De sa triple origine allemande, française et russe, l'auteur a toujours ressenti une incidence particulière de sa part teutonne plus lourde à porter que les autres. Juriste de formation, elle s'interroge en introduction et en conclusion de l'ouvrage sur la culpabilité, le poids de l'héritage familial et à plus large échelle celui de l'impact de l'héritage des années nazis sur tout un peuple. Mais le coeur du livre qui étaye ses analyses, ce sont les portraits de famille qui constituent les huit chapitres centraux. Chacun est consacré à une famille pour laquelle l'auteur reprend le parcours du père, comment ont grandi les enfants et ce qu'ils sont devenus. Elle s'appuie sur les nombreux documents disponibles (archives, interviews, livres, etc.) et n'a rencontré qu'un seul de ces enfants. Au final, autant de destinées que d'enfants qui dépendent du contexte familiale et affectif de chacun ou de l'âge qu'ils avaient lorsque le lien paternel s'est rompu.
Des enfants "maudits" qui ont dû porter les crimes de leur pères et faire face du jour au lendemain à la violence psychologique qui en résulte, sans repère ou accompagnement pour y faire face.      

"Ils étaient des enfants de héros, après la guerre ils sont devenus des Täter Kinder, des "enfants de bourreaux". Or rien ne les avaient préparés au nouvel ordre mondial dans lequel ils font figure de parias. (...)
Chacun de ces enfants est singulier, et s'arrange avec son histoire familiale de façon spécifique et complexe. De nombreux éléments entrent en ligne de compte : le genre (fille ou garçon), la structure familiale (enfant unique ou famille nombreuse), les liens affectifs (mère aimante ou froide, père affectueux ou distant). On peut certes rapprocher certains parcours, mais aucun n'est identique à l'autre. Le seul dénominateur commun est l'impossibilité de faire fi de son histoire familiale, tant elle constitue un lourd tribut. (...) Comme ces enfants toujours hantés par le destin paternel, le passé nazi reste présent à nos mémoires.

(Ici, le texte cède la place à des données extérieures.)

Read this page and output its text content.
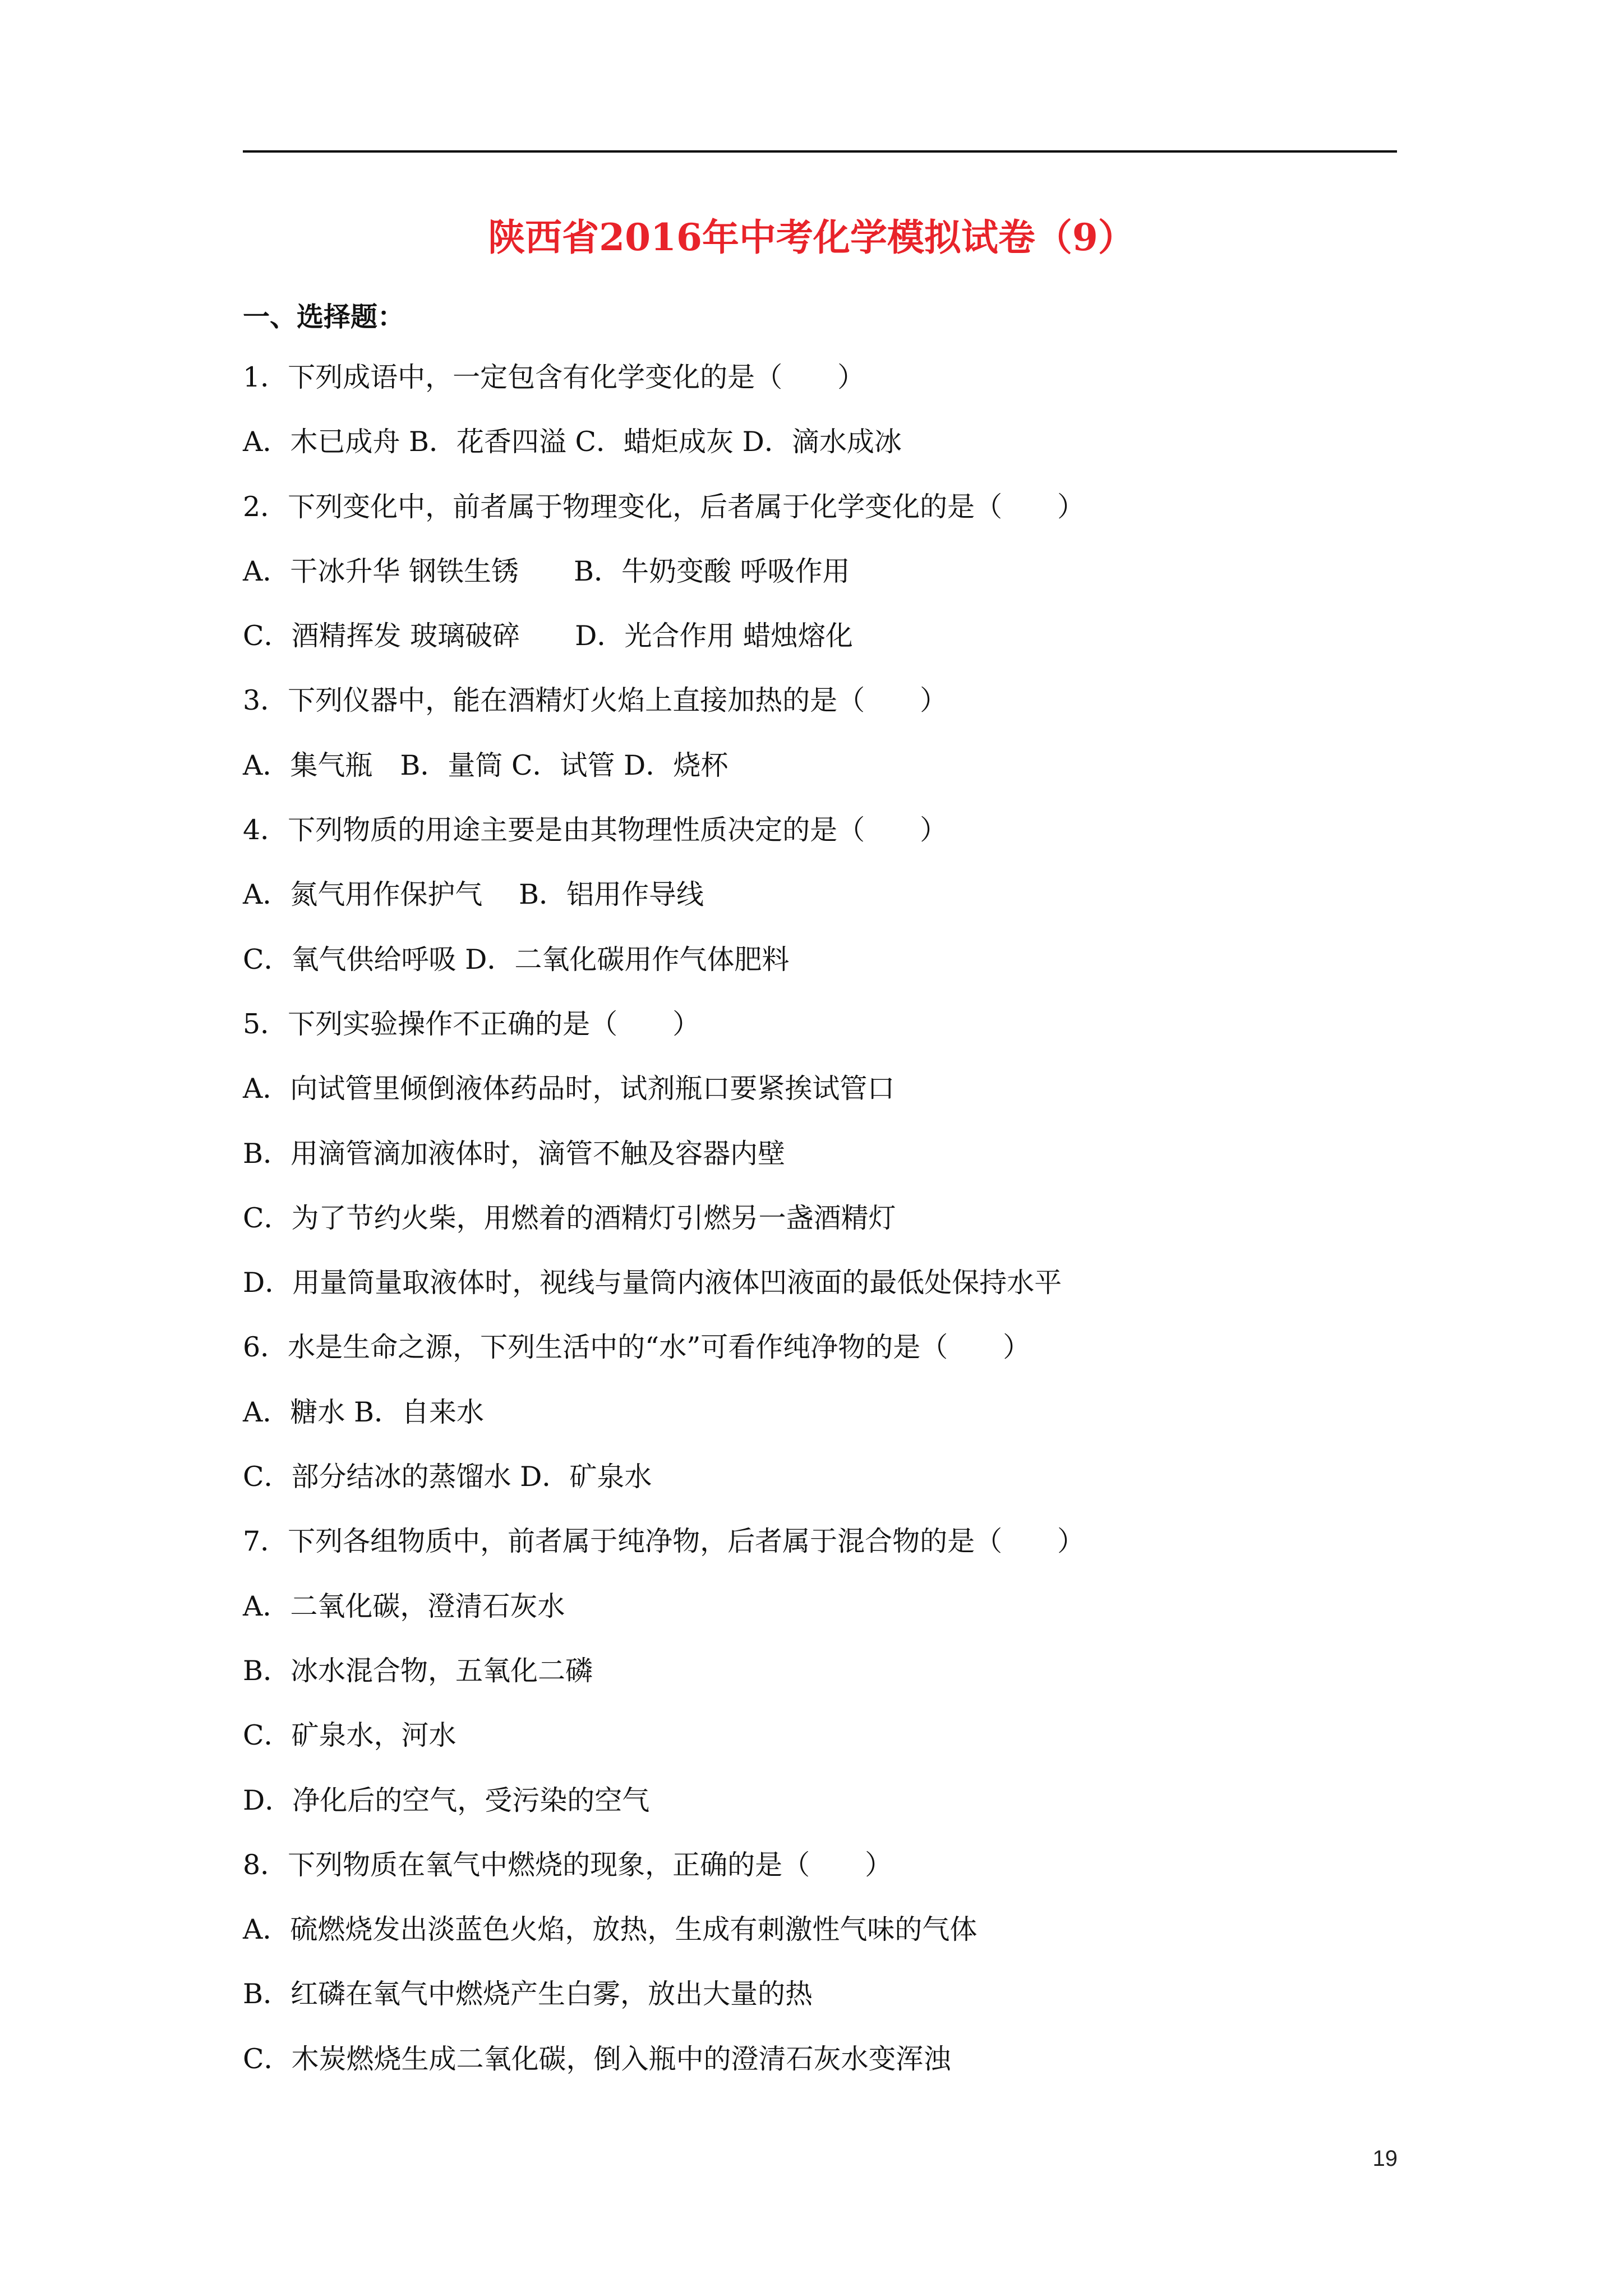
陕西省2016年中考化学模拟试卷（9）
一、选择题：
1．下列成语中，一定包含有化学变化的是（　　）
A．木已成舟 B．花香四溢 C．蜡炬成灰 D．滴水成冰
2．下列变化中，前者属于物理变化，后者属于化学变化的是（　　）
A．干冰升华 钢铁生锈　　B．牛奶变酸 呼吸作用
C．酒精挥发 玻璃破碎　　D．光合作用 蜡烛熔化
3．下列仪器中，能在酒精灯火焰上直接加热的是（　　）
A．集气瓶　B．量筒 C．试管 D．烧杯
4．下列物质的用途主要是由其物理性质决定的是（　　）
A．氮气用作保护气　 B．铝用作导线
C．氧气供给呼吸 D．二氧化碳用作气体肥料
5．下列实验操作不正确的是（　　）
A．向试管里倾倒液体药品时，试剂瓶口要紧挨试管口
B．用滴管滴加液体时，滴管不触及容器内壁
C．为了节约火柴，用燃着的酒精灯引燃另一盏酒精灯
D．用量筒量取液体时，视线与量筒内液体凹液面的最低处保持水平
6．水是生命之源，下列生活中的“水”可看作纯净物的是（　　）
A．糖水 B．自来水
C．部分结冰的蒸馏水 D．矿泉水
7．下列各组物质中，前者属于纯净物，后者属于混合物的是（　　）
A．二氧化碳，澄清石灰水
B．冰水混合物，五氧化二磷
C．矿泉水，河水
D．净化后的空气，受污染的空气
8．下列物质在氧气中燃烧的现象，正确的是（　　）
A．硫燃烧发出淡蓝色火焰，放热，生成有刺激性气味的气体
B．红磷在氧气中燃烧产生白雾，放出大量的热
C．木炭燃烧生成二氧化碳，倒入瓶中的澄清石灰水变浑浊
19
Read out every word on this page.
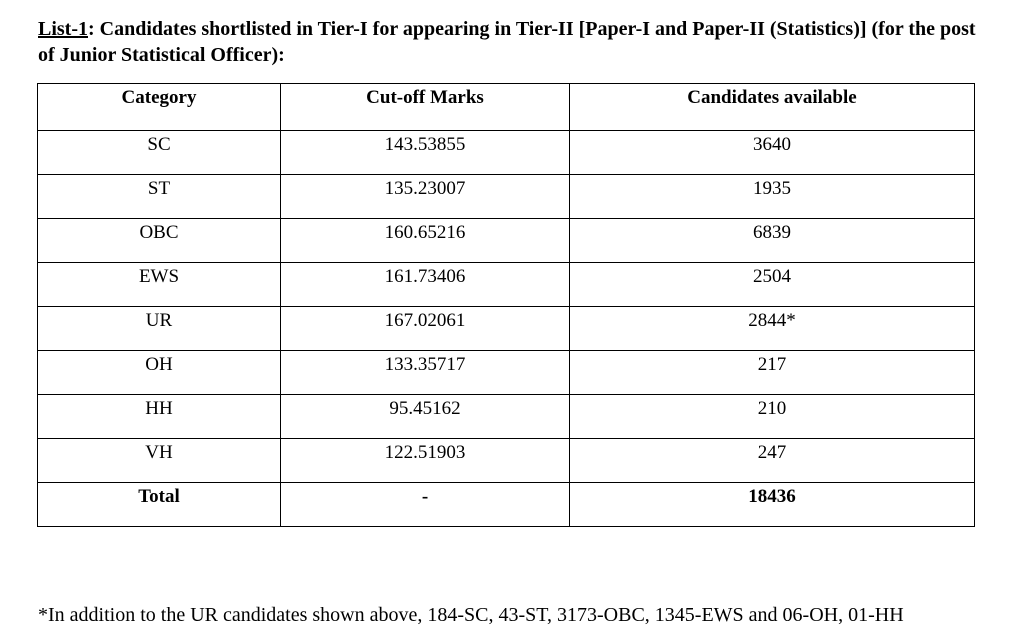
List-1: Candidates shortlisted in Tier-I for appearing in Tier-II [Paper-I and Paper-II (Statistics)] (for the post of Junior Statistical Officer):
Category	Cut-off Marks	Candidates available
SC	143.53855	3640
ST	135.23007	1935
OBC	160.65216	6839
EWS	161.73406	2504
UR	167.02061	2844*
OH	133.35717	217
HH	95.45162	210
VH	122.51903	247
Total	-	18436
*In addition to the UR candidates shown above, 184-SC, 43-ST, 3173-OBC, 1345-EWS and 06-OH, 01-HH
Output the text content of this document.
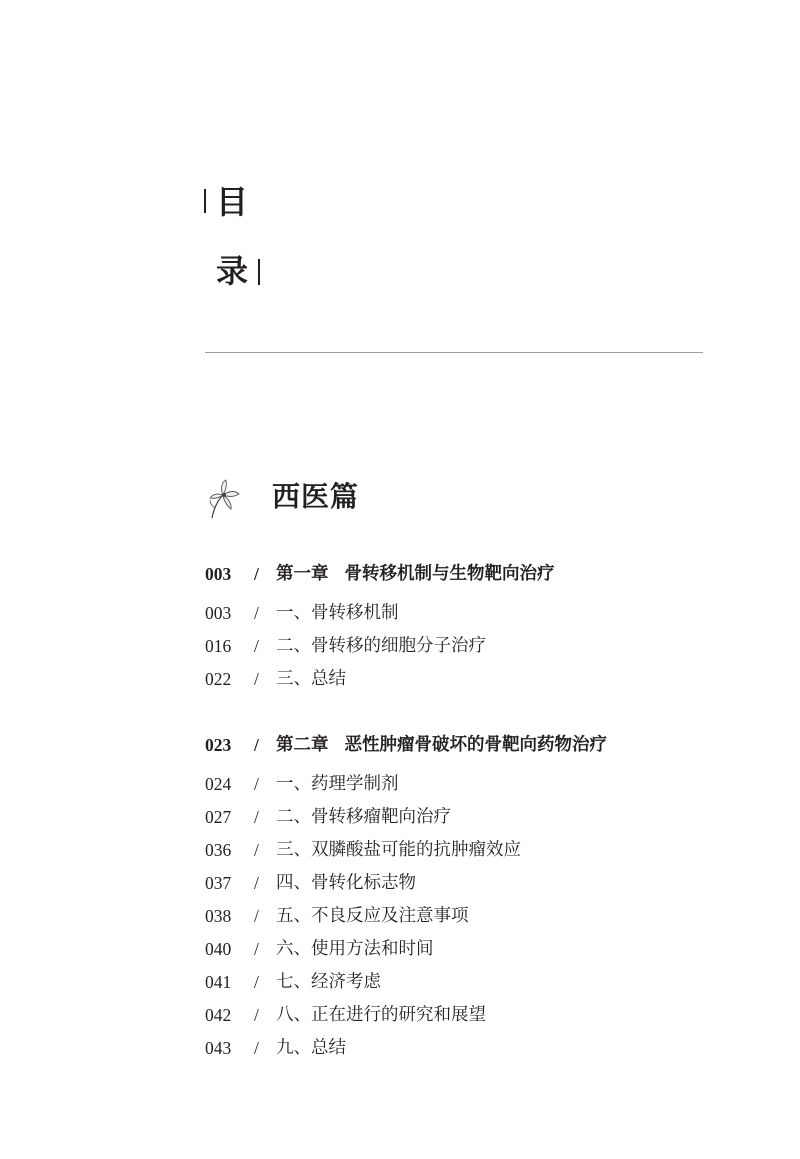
目
录
西医篇
003 / 第一章 骨转移机制与生物靶向治疗
003 / 一、骨转移机制
016 / 二、骨转移的细胞分子治疗
022 / 三、总结
023 / 第二章 恶性肿瘤骨破坏的骨靶向药物治疗
024 / 一、药理学制剂
027 / 二、骨转移瘤靶向治疗
036 / 三、双膦酸盐可能的抗肿瘤效应
037 / 四、骨转化标志物
038 / 五、不良反应及注意事项
040 / 六、使用方法和时间
041 / 七、经济考虑
042 / 八、正在进行的研究和展望
043 / 九、总结
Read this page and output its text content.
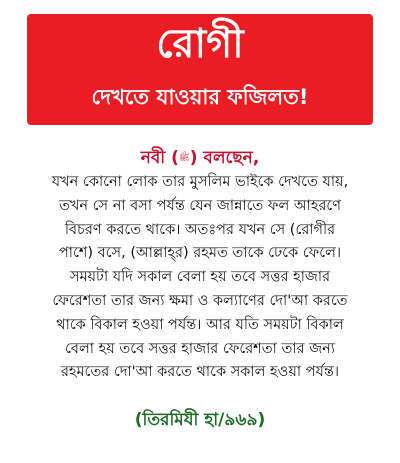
রোগী
দেখতে যাওয়ার ফজিলত!
নবী (ﷺ) বলছেন,
যখন কোনো লোক তার মুসলিম ভাইকে দেখতে যায়,
তখন সে না বসা পর্যন্ত যেন জান্নাতে ফল আহরণে
বিচরণ করতে থাকে। অতঃপর যখন সে (রোগীর
পাশে) বসে, (আল্লাহ্‌র) রহমত তাকে ঢেকে ফেলে।
সময়টা যদি সকাল বেলা হয় তবে সত্তর হাজার
ফেরেশতা তার জন্য ক্ষমা ও কল্যাণের দো'আ করতে
থাকে বিকাল হওয়া পর্যন্ত। আর যতি সময়টা বিকাল
বেলা হয় তবে সত্তর হাজার ফেরেশতা তার জন্য
রহমতের দো'আ করতে থাকে সকাল হওয়া পর্যন্ত।
(তিরমিযী হা/৯৬৯)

Même lorsque les victimes ne seront plus là pour témoigner, quand la traque des derniers nazis sera loin de nous, la résonance de leurs noms continuera de nous interpeller. 
C'est en ce sens que leur histoire rejoint l'Histoire."

Peut-être pas aussi détaillé et poussé qu'on le souhaiterait mais une étude facile à lire qui alimente une vraie réflexion sur les thèmes soulevés par l'auteur, la culpabilité, l'héritage familial et plus largement celui du nazisme, la parole, le secret ou encore la transmission.

Nota :
Le chapitre sur Mengele concorde en tous points avec le roman La disparition de Josfe Mengele d'Olivier Guez lu précédemment.

Titre : Enfants de nazis
Auteur : Tania Crasnianski
Première édition : 03/2016

Tiré du livre :
- Doit-on se sentir responsable, voire coupable, des faits commis par ses parents ? L'histoire familiale nous façonne irrémédiablement au cours de notre jeunesse. Lorsqu'un héritage est aussi sinistre, il ne peut être sans incidence, même s'il est communément admis que les enfants ne sauraient être tenus pour responsables des fautes de leurs parents. Ne dit-on pas que "le père à deux vies, la sienne et celle de son fils" ou encore "tel père, tel fils"?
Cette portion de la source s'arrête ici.